Obesity most commonly begins in childhood. A frequent presentation is the early adiposity rebound. Parents counting and controlling calories of their preschoolers intake is an ineffective tool to prevent that, so ineffective that it is actually counterproductive. Instead the following control of their environment is what the evidence suggests:

I’d add in, on the basis of personal opinion and experience and limited data, slowing down eating and learning to identify satiety early, and avoiding using food as a power issue in a household (be an authoritative rather than authoritarian parent).

Note that what is not there is explicitly counting the calories.

Generally only dieting adolescents count calories. How do these calorie counting kids turn out?

You are right that our genes haven’t changed and that the European gene pool is not that much different than the American one. But children and young adults of the 50’s and 60’s were not counting calories more often than children and young adults are now (if anything the opposite is true).

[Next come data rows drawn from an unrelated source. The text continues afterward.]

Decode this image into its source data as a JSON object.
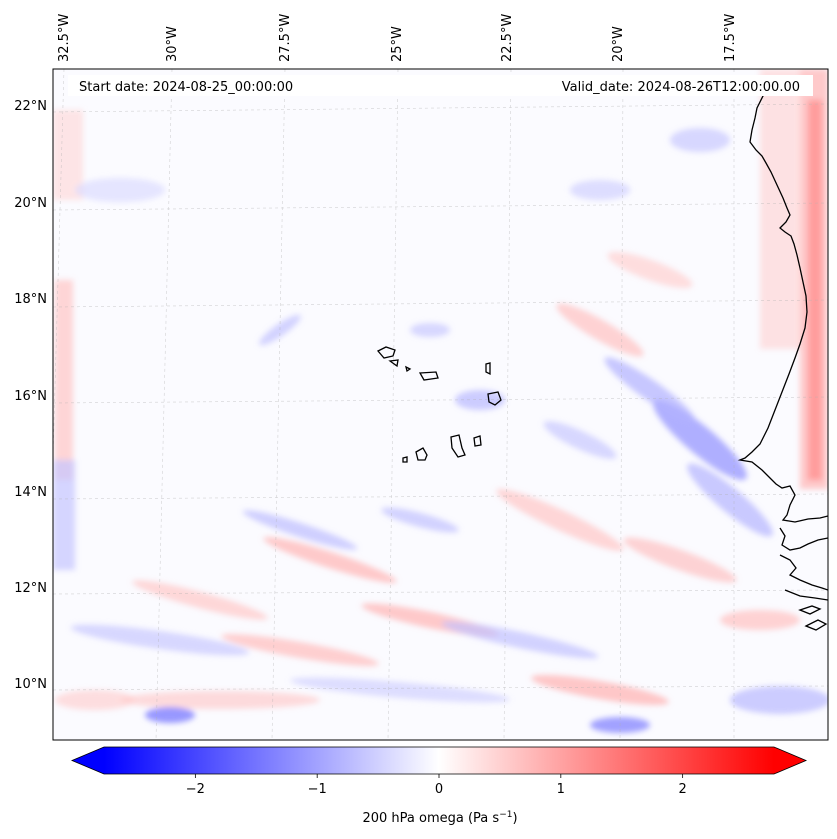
{
  "map": {
    "start_label": "Start date: 2024-08-25_00:00:00",
    "valid_label": "Valid_date: 2024-08-26T12:00:00.00",
    "lon_labels": [
      "32.5°W",
      "30°W",
      "27.5°W",
      "25°W",
      "22.5°W",
      "20°W",
      "17.5°W"
    ],
    "lat_labels": [
      "22°N",
      "20°N",
      "18°N",
      "16°N",
      "14°N",
      "12°N",
      "10°N"
    ],
    "variable": "200 hPa omega",
    "units": "Pa s",
    "units_exponent": "−1",
    "colormap": "bwr",
    "colors": {
      "negative": "#0000ff",
      "neutral": "#ffffff",
      "positive": "#ff0000",
      "coast": "#000000"
    }
  },
  "colorbar": {
    "ticks": [
      "−2",
      "−1",
      "0",
      "1",
      "2"
    ],
    "tick_values": [
      -2,
      -1,
      0,
      1,
      2
    ],
    "range": [
      -2.75,
      2.75
    ]
  }
}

And Europeans do not count calories more often or more accurately than do Americans either. The environment has changed and interacts with those so predisposed. Parents can control their children’s environment locally, can teach their children how to control their own food environment, and we can work together to do it more societally (schools, etc.).

On You Tube - “Sugar the Bitter Truth” breaks it down very well the cause of obesity.

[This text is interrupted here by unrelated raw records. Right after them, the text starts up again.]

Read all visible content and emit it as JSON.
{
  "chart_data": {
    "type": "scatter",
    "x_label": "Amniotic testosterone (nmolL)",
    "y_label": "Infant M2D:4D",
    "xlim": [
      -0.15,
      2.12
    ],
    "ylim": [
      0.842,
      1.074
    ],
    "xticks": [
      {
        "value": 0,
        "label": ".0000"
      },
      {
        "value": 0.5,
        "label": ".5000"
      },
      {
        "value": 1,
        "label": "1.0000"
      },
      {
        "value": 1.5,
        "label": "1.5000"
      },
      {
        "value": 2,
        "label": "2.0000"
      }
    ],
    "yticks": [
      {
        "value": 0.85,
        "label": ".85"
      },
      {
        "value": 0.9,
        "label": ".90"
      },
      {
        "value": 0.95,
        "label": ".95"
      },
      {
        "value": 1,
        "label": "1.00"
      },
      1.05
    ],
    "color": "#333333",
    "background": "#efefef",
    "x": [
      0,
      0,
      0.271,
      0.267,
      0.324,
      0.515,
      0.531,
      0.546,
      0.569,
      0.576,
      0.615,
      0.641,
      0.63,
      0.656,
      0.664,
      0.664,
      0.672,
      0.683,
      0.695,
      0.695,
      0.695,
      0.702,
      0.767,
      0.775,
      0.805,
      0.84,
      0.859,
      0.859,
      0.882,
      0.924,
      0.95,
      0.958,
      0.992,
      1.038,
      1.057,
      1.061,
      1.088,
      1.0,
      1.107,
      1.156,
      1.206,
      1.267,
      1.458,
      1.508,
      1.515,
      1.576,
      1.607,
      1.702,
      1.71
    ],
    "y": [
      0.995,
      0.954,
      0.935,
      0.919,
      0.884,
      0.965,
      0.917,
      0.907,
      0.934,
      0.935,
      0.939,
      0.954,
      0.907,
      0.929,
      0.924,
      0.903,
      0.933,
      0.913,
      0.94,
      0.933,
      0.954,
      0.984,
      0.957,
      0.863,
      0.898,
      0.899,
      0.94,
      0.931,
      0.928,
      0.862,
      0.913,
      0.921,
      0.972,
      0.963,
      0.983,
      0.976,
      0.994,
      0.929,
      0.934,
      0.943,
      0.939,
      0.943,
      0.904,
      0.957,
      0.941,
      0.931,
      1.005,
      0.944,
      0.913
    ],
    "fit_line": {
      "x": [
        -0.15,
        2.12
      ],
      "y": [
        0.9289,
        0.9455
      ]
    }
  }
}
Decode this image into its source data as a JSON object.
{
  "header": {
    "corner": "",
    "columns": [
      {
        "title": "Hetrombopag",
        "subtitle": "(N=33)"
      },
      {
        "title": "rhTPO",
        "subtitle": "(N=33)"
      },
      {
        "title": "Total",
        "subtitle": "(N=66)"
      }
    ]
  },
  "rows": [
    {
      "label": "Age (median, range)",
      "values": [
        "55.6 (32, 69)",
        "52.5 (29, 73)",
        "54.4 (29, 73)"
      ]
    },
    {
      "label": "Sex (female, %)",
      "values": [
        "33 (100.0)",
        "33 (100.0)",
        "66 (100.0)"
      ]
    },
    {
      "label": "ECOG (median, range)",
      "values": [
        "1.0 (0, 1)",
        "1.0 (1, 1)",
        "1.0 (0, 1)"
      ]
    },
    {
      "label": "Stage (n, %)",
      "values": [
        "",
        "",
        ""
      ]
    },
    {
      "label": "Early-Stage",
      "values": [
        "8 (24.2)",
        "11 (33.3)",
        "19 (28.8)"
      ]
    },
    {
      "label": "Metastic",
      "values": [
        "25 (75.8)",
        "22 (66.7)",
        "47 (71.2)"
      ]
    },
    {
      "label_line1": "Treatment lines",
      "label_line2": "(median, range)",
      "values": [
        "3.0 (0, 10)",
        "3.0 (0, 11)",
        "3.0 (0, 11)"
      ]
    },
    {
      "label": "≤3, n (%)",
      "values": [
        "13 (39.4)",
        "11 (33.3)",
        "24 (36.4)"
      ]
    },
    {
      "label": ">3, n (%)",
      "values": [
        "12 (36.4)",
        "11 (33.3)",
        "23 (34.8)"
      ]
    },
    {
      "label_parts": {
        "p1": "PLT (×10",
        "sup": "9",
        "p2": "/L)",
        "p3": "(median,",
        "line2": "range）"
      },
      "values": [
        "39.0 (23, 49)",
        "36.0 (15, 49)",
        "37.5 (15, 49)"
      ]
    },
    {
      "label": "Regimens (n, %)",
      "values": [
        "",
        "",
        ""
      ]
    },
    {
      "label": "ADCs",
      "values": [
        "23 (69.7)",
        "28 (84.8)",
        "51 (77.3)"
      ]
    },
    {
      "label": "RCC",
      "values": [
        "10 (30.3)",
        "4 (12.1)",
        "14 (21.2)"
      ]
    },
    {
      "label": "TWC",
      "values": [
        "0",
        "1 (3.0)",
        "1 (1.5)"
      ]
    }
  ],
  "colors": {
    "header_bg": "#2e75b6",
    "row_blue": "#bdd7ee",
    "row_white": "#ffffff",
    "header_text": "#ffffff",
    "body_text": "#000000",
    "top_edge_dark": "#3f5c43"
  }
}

To sum up. Fiber good. Fructose poison.

…and furthermore Cecil pointed out, “Today, one U.S. adult in three is obese, more than double the rate in 1980”. So an undue focus on genetics seems problematic. But you seem to get this:

Maybe. Have the thin gotten fatter since 1980? Or have only the obese become morbidly obese (say). If everybody has gained 20 lbs since 1980 (controlling for age and the like) then focusing on the genetic predispositions of 30% or whatever of the population is misguided.

Maybe. But lots has changed in the environment other than upbringing. Everybody eats out more, right? And it’s my perception that most processed food has a similar share of fat/sugar calories (though sometimes they will shift the ratio towards one or the other and call it “Healthy”).

Anyway I reiterate: I understand that weight-loss research is pretty flimsy. Weight Watchers for example makes a big deal about counting calories. But the evidence of their effectiveness is lacking: “Cheryl Gibson, from the University of Kansas School of Medicine, and colleagues found that over 90% of diet studies did not adequately and comprehensively describe their subjects, making them almost impossible to interpret accurately.” Scientific Evidence For Diets: Don't Believe Everything You Read -- ScienceDaily Not that I’m picking on one diet plan or the other: I’m just saying that the science is weak.